Jody Wilson-Raybould has expressed optimism for her political future after announcing on Monday (May 27) that she intends to run in the next federal election as an independent.
“I know myself and I feel that running as an independent is the right choice,” the former Liberal MP representing Vancouver Granville told CBC’s The Early Edition. “I want to continue to work with the Green Party—with all parties—to ensure we find the best solutions to issues that we're facing and that those solutions aren't necessarily confined to one partisan box.”
Wilson-Raybould and Jane Philpott, the former Liberal MP representing the Ontario riding of Markham-Stouffville, were both kicked out of the federal Liberal caucus after they publicly opposed Prime Minister Justin Trudeau’s office’s attempts to see a deferred prosecution agreement granted to SNC-Lavalin.
There was subsequently widespread speculation that Wislon-Raybould and Philpott might align themselves with the Green Party of Canada.

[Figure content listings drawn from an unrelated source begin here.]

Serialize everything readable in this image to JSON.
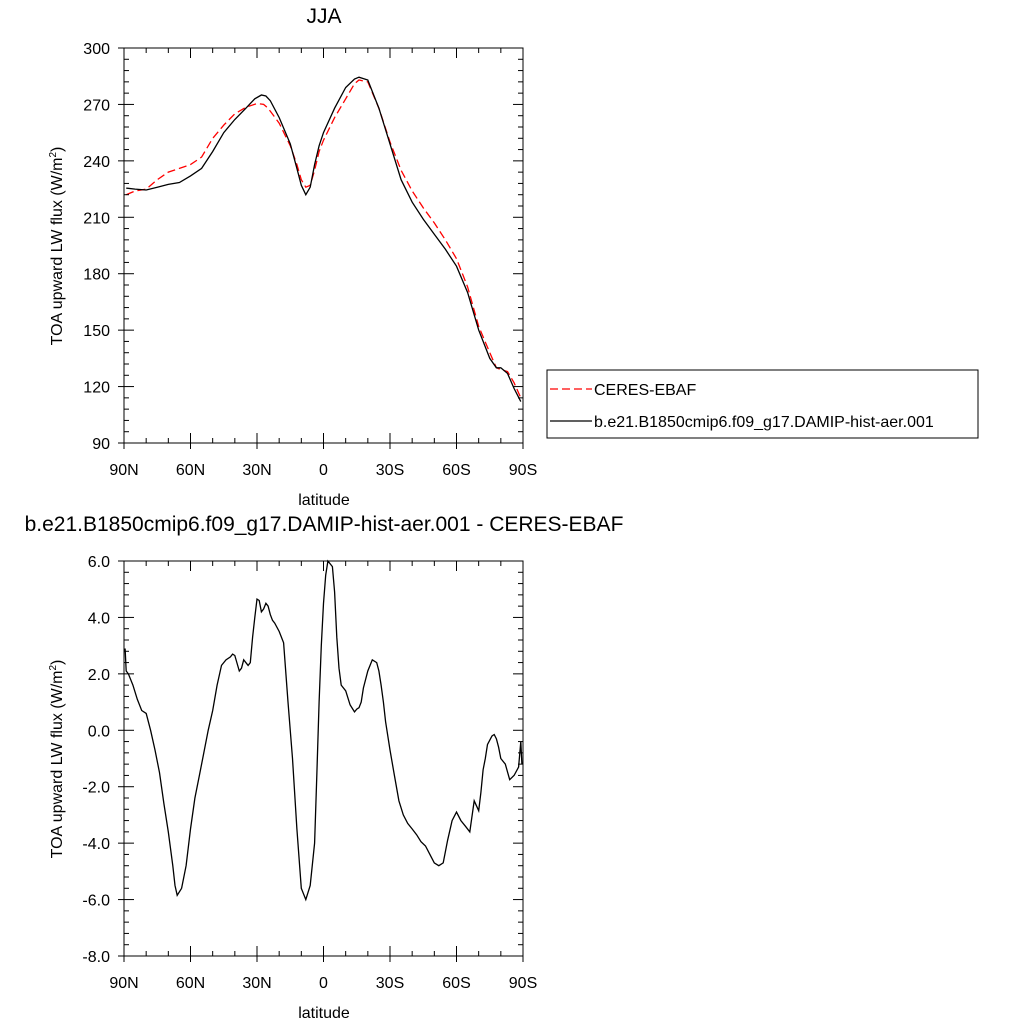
{
  "chart_data": [
    {
      "type": "line",
      "title": "JJA",
      "xlabel": "latitude",
      "ylabel_main": "TOA upward LW flux (W/m",
      "ylabel_sup": "2",
      "ylabel_close": ")",
      "xlim": [
        90,
        -90
      ],
      "ylim": [
        90,
        300
      ],
      "x_ticks": [
        90,
        60,
        30,
        0,
        -30,
        -60,
        -90
      ],
      "x_tick_labels": [
        "90N",
        "60N",
        "30N",
        "0",
        "30S",
        "60S",
        "90S"
      ],
      "y_ticks": [
        90,
        120,
        150,
        180,
        210,
        240,
        270,
        300
      ],
      "y_tick_labels": [
        "90",
        "120",
        "150",
        "180",
        "210",
        "240",
        "270",
        "300"
      ],
      "legend_position": "right",
      "series": [
        {
          "name": "CERES-EBAF",
          "color": "#ff0000",
          "dash": "dashed",
          "x": [
            89,
            85,
            80,
            75,
            70,
            65,
            60,
            55,
            50,
            45,
            40,
            35,
            30,
            27,
            25,
            20,
            15,
            12,
            10,
            8,
            6,
            4,
            2,
            0,
            -5,
            -10,
            -14,
            -16,
            -20,
            -25,
            -30,
            -35,
            -40,
            -45,
            -50,
            -55,
            -60,
            -65,
            -70,
            -75,
            -78,
            -80,
            -83,
            -86,
            -89
          ],
          "y": [
            222,
            224,
            225,
            230,
            234,
            236,
            238,
            242,
            252,
            259,
            265,
            268.5,
            270.5,
            270,
            268,
            260,
            248,
            238,
            230,
            226,
            227,
            235,
            245,
            251,
            263,
            273,
            281,
            283,
            282,
            268,
            250,
            235,
            224,
            215,
            207,
            198,
            188,
            173,
            152,
            138,
            130,
            129,
            128,
            122,
            114
          ]
        },
        {
          "name": "b.e21.B1850cmip6.f09_g17.DAMIP-hist-aer.001",
          "color": "#000000",
          "dash": "solid",
          "x": [
            89,
            85,
            80,
            75,
            70,
            65,
            60,
            55,
            50,
            45,
            40,
            35,
            31,
            28,
            26,
            24,
            20,
            15,
            12,
            10,
            8,
            6,
            4,
            2,
            0,
            -5,
            -10,
            -14,
            -16,
            -20,
            -25,
            -30,
            -35,
            -40,
            -45,
            -50,
            -55,
            -60,
            -65,
            -70,
            -75,
            -78,
            -80,
            -83,
            -86,
            -89
          ],
          "y": [
            225.5,
            225,
            224.5,
            226,
            227.5,
            228.5,
            232,
            236,
            245,
            255,
            262,
            268,
            273,
            275,
            274.5,
            272,
            263,
            249,
            236,
            227,
            222,
            226,
            238,
            248,
            255,
            268,
            279,
            283.5,
            284.5,
            283,
            268,
            249,
            230,
            218,
            209,
            201,
            193,
            184,
            170,
            150,
            135,
            130,
            130,
            127,
            119,
            112
          ]
        }
      ]
    },
    {
      "type": "line",
      "title": "b.e21.B1850cmip6.f09_g17.DAMIP-hist-aer.001 - CERES-EBAF",
      "xlabel": "latitude",
      "ylabel_main": "TOA upward LW flux (W/m",
      "ylabel_sup": "2",
      "ylabel_close": ")",
      "xlim": [
        90,
        -90
      ],
      "ylim": [
        -8,
        6
      ],
      "x_ticks": [
        90,
        60,
        30,
        0,
        -30,
        -60,
        -90
      ],
      "x_tick_labels": [
        "90N",
        "60N",
        "30N",
        "0",
        "30S",
        "60S",
        "90S"
      ],
      "y_ticks": [
        -8,
        -6,
        -4,
        -2,
        0,
        2,
        4,
        6
      ],
      "y_tick_labels": [
        "-8.0",
        "-6.0",
        "-4.0",
        "-2.0",
        "0.0",
        "2.0",
        "4.0",
        "6.0"
      ],
      "series": [
        {
          "color": "#000000",
          "dash": "solid",
          "x": [
            89.5,
            89,
            88,
            86,
            84,
            82,
            80,
            78,
            76,
            74,
            72,
            70,
            68,
            67,
            66,
            64,
            62,
            60,
            58,
            56,
            54,
            52,
            50,
            48,
            46,
            44,
            42,
            41,
            40,
            38,
            37,
            36,
            34,
            33,
            32,
            31,
            30,
            29,
            28,
            27,
            26,
            25,
            24,
            23,
            22,
            20,
            18,
            16,
            14,
            12,
            10,
            8,
            6,
            4,
            3,
            2,
            1,
            0,
            -1,
            -2,
            -4,
            -5,
            -6,
            -7,
            -8,
            -10,
            -12,
            -14,
            -15,
            -16,
            -17,
            -18,
            -20,
            -22,
            -24,
            -25,
            -26,
            -27,
            -28,
            -30,
            -32,
            -34,
            -36,
            -38,
            -40,
            -42,
            -44,
            -46,
            -48,
            -50,
            -52,
            -54,
            -55,
            -56,
            -58,
            -60,
            -62,
            -64,
            -66,
            -68,
            -70,
            -71,
            -72,
            -73,
            -74,
            -76,
            -77,
            -78,
            -79,
            -80,
            -82,
            -84,
            -86,
            -88,
            -89,
            -89.5
          ],
          "y": [
            2.9,
            2.1,
            2.0,
            1.6,
            1.1,
            0.7,
            0.6,
            0.0,
            -0.7,
            -1.5,
            -2.6,
            -3.6,
            -4.8,
            -5.5,
            -5.85,
            -5.6,
            -4.8,
            -3.5,
            -2.4,
            -1.6,
            -0.8,
            0.0,
            0.7,
            1.6,
            2.3,
            2.5,
            2.6,
            2.7,
            2.65,
            2.1,
            2.2,
            2.5,
            2.3,
            2.4,
            3.3,
            4.0,
            4.65,
            4.6,
            4.2,
            4.3,
            4.5,
            4.4,
            4.1,
            3.9,
            3.8,
            3.5,
            3.1,
            1.0,
            -1.0,
            -3.5,
            -5.6,
            -6.0,
            -5.5,
            -4.0,
            -1.5,
            1.0,
            3.0,
            4.5,
            5.5,
            6.0,
            5.8,
            4.9,
            3.3,
            2.2,
            1.6,
            1.4,
            0.9,
            0.65,
            0.75,
            0.8,
            1.0,
            1.5,
            2.1,
            2.5,
            2.4,
            2.1,
            1.6,
            1.0,
            0.3,
            -0.7,
            -1.6,
            -2.5,
            -3.0,
            -3.3,
            -3.5,
            -3.7,
            -3.95,
            -4.1,
            -4.4,
            -4.7,
            -4.8,
            -4.7,
            -4.3,
            -3.9,
            -3.2,
            -2.9,
            -3.2,
            -3.4,
            -3.6,
            -2.5,
            -2.85,
            -2.2,
            -1.4,
            -1.0,
            -0.5,
            -0.2,
            -0.15,
            -0.3,
            -0.6,
            -1.0,
            -1.2,
            -1.75,
            -1.6,
            -1.3,
            -0.4,
            -1.2
          ]
        }
      ]
    }
  ]
}
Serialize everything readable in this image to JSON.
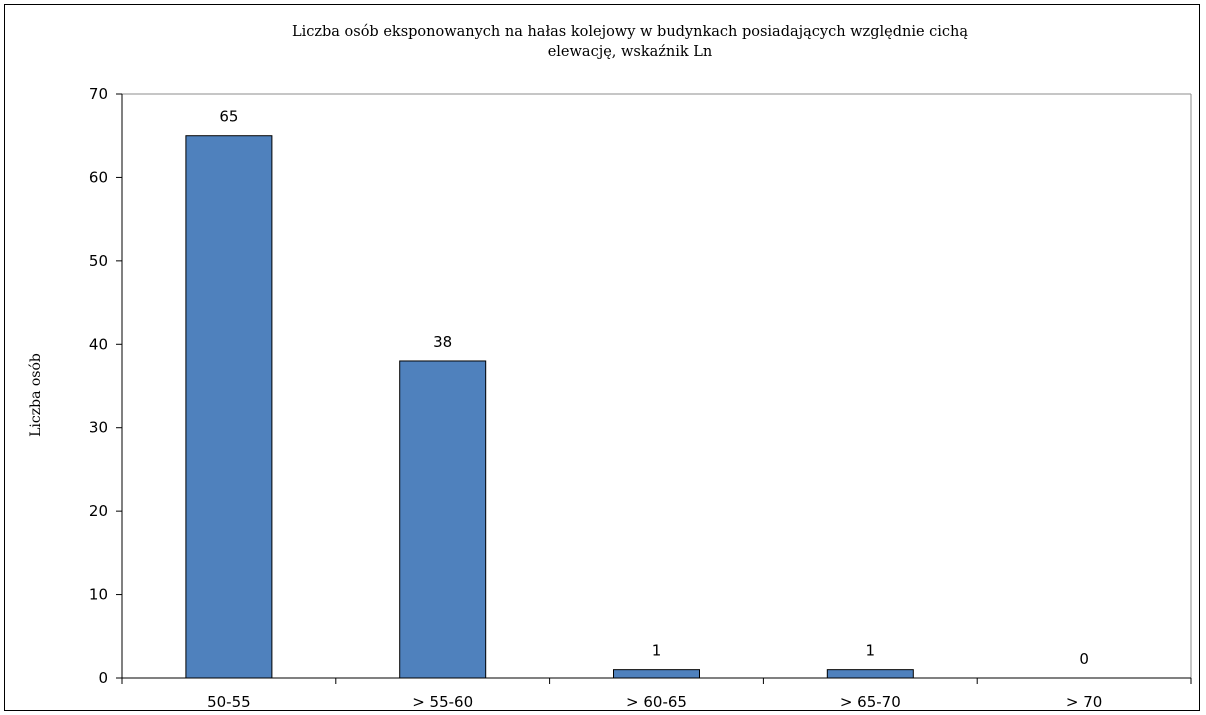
{
  "chart_data": {
    "type": "bar",
    "title_line1": "Liczba osób  eksponowanych na hałas  kolejowy w budynkach posiadających względnie cichą",
    "title_line2": "elewację, wskaźnik Ln",
    "xlabel": "",
    "ylabel": "Liczba osób",
    "categories": [
      "50-55",
      "> 55-60",
      "> 60-65",
      "> 65-70",
      "> 70"
    ],
    "values": [
      65,
      38,
      1,
      1,
      0
    ],
    "ylim": [
      0,
      70
    ],
    "yticks": [
      0,
      10,
      20,
      30,
      40,
      50,
      60,
      70
    ],
    "grid": false,
    "legend": "none",
    "bar_color": "#4f81bd",
    "bar_edge_color": "#000000"
  }
}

After both women announced yesterday that they would not and instead run as independents, Green party leader Elizabeth May openly expressed dismay for their decisions.
“I honestly think they’ve made a mistake,” May told CTV News. “I hope they get re-elected as independents.”
On CBC’s Early Edition, host Stephen Quinn asked Wilson-Raybould about how she intends to handle a number of issues as a member of Parliament who’s no longer beholden to the Liberals. For example, what does she think about Trudeau’s decision to purchase the Trans Mountain pipeline and his government pledging billions of dollars for an expansion that will see the pipeline carry more diluted bitumen from Alberta to a port in Burnaby?
“This is an issue of concern to the people in Vancouver-Granville and throughout the Lower Mainland, as it should be,” Wilson-Raybould replied. “We have to ensure we hold the government accountable around actually recognizing the jurisdiction and rights of Indigenous peoples and setting a framework where any project in the territory recognizes those rights. I don't think that we've done or that the government has done enough.”
Wilson-Raybould expressed no regrets for how she handled the SNC-Lavalin affair that resulted in her expulsion from the Liberal caucus.
“I feel very comfortable with what I provided on the SNC matter,” she said. “I feel comfortable with the position and the approach that I took as the attorney general in ensuring that I upheld the independence of the public prosecutor.”